Well, it's 8pm so I better give my parents a call... usually it takes 12-15 rings before Dad can get to the phone. Wish my parents would have bought a new answering machine but five years ago Dad said he was going to fix the old one... still waiting. I even said for them to get Caller ID, at least know who was trying to call, but Dad doesn't want to pay the high cost.... high cost???
(My aunt had breast cancer and didn't follow up because she was trying to help her older sister with caregiving, so Freqflyer try to see the doc if possible)
My parents are the baby of the large family who got attention by complaining, and the middle child whose parents looked after everything, so I do feel like it's like looking after kids, sometimes.

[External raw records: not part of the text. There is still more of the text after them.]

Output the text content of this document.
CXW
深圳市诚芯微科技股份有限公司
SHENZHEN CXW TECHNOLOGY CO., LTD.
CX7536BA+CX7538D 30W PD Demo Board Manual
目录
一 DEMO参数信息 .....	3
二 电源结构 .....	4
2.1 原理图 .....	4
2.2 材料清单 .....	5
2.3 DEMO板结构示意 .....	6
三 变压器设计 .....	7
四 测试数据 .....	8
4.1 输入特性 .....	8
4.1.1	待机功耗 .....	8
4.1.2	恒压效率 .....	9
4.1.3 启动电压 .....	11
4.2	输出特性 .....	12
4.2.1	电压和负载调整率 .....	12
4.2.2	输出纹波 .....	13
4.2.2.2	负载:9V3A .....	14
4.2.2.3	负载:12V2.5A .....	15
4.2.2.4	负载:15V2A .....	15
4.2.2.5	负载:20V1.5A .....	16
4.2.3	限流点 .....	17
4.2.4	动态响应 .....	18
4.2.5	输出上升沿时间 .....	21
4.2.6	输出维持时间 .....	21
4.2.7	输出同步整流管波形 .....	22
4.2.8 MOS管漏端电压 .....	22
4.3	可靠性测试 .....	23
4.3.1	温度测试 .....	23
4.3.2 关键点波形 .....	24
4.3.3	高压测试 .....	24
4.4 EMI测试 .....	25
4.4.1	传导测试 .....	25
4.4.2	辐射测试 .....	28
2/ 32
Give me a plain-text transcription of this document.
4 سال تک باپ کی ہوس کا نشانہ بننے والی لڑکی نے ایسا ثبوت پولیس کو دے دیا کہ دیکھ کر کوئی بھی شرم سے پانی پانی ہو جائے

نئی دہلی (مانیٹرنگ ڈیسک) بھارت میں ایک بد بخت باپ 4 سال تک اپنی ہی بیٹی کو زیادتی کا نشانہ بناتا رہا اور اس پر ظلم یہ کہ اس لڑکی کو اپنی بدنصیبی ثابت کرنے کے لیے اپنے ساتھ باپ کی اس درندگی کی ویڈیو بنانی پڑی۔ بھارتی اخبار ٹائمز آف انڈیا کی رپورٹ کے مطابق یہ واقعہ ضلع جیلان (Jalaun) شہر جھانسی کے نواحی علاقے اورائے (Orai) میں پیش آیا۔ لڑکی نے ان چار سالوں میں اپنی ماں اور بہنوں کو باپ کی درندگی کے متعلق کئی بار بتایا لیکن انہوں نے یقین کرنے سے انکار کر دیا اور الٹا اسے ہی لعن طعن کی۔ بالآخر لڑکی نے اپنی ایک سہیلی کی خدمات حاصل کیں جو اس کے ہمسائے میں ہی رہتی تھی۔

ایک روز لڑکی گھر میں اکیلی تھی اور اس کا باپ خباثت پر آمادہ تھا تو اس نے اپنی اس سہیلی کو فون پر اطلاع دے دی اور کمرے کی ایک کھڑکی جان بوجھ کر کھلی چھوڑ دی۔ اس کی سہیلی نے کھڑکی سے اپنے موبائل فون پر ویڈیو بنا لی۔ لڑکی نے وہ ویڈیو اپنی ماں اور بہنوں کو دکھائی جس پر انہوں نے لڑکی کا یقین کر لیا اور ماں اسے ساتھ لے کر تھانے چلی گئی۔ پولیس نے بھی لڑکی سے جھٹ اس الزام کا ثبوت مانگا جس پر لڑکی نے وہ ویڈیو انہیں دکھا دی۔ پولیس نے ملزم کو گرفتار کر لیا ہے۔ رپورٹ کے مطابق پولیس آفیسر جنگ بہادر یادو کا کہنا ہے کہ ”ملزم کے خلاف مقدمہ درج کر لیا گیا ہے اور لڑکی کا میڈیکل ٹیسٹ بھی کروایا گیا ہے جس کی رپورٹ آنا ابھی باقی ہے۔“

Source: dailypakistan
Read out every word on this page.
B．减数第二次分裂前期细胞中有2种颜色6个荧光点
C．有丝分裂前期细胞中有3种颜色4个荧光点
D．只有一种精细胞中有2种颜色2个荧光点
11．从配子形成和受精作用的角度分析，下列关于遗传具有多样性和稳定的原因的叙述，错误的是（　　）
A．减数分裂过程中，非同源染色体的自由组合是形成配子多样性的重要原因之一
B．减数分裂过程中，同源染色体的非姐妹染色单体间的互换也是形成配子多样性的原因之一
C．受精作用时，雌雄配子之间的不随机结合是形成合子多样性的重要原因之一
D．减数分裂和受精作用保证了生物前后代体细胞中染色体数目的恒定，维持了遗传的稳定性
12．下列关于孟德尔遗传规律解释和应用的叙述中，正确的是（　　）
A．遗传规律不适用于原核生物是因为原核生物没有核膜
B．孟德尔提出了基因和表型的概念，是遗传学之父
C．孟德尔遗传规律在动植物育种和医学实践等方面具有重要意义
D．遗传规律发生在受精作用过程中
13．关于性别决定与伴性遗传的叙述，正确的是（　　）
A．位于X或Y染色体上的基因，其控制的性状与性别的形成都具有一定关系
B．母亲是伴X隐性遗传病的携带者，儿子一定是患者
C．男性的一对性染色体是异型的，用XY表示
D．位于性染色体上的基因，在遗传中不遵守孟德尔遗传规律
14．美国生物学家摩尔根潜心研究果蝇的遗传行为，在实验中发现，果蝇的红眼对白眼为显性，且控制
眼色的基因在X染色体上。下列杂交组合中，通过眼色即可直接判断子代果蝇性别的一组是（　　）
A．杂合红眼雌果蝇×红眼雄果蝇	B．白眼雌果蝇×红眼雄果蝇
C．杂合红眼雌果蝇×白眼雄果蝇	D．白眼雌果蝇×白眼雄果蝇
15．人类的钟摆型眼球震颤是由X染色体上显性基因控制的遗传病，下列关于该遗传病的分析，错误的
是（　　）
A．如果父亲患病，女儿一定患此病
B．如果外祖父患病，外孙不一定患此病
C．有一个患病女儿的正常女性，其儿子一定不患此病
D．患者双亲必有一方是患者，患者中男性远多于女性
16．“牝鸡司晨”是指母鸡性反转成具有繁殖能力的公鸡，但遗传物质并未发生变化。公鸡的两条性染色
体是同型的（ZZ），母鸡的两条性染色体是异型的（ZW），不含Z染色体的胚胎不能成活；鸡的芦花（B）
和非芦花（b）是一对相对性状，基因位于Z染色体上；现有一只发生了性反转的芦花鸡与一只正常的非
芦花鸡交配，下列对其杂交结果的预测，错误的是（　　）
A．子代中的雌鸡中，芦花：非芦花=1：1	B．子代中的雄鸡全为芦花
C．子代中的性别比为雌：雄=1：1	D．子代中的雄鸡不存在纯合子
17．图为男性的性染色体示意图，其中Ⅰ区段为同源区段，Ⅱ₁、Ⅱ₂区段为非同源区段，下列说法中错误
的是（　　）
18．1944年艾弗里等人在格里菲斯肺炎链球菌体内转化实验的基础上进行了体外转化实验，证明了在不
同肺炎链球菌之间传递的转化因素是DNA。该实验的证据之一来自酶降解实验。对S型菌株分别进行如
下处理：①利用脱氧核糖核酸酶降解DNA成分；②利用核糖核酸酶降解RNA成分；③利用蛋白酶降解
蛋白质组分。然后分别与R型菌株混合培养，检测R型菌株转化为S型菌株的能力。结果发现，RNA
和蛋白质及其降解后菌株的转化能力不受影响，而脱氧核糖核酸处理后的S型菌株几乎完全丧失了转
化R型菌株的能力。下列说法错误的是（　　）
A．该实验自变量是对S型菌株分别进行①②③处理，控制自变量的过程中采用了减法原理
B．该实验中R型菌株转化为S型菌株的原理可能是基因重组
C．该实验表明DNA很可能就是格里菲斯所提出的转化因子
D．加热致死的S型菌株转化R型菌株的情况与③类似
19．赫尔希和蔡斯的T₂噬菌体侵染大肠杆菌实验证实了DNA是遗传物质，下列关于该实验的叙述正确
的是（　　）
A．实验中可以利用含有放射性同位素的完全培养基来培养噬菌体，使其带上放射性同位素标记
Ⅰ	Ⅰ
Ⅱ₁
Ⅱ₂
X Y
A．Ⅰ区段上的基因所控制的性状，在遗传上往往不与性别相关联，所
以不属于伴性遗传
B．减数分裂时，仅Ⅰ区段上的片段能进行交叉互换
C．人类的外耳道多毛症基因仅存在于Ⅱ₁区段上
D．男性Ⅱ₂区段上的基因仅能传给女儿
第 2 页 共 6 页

I like kids, but I could have never managed my children at the same time.
xmorgan28.....is your mom paying privately for assisted living or was she approved for state assistance like Medicaid?
For years my sig other and I have told my parents we don't like driving their car because not only is it not user friendly but it also causes both of us to get motion sickness big time. No wonder I get sick the day before :P
I often wonder though if we caregivers can't die of a " broken heart". All the things we've given up to do this job; all our dreams, our homes, our careers, our lives. It's all so incredibly sad. How much loss and sadness can one human being take?
I never had children so now I feel like what a parent would be dealing with teenagers who have lost some common sense, except these teenagers are in their 90's :P
Are we having fun yet?
Take care of yourself first and then your loved one. It took me years to learn that!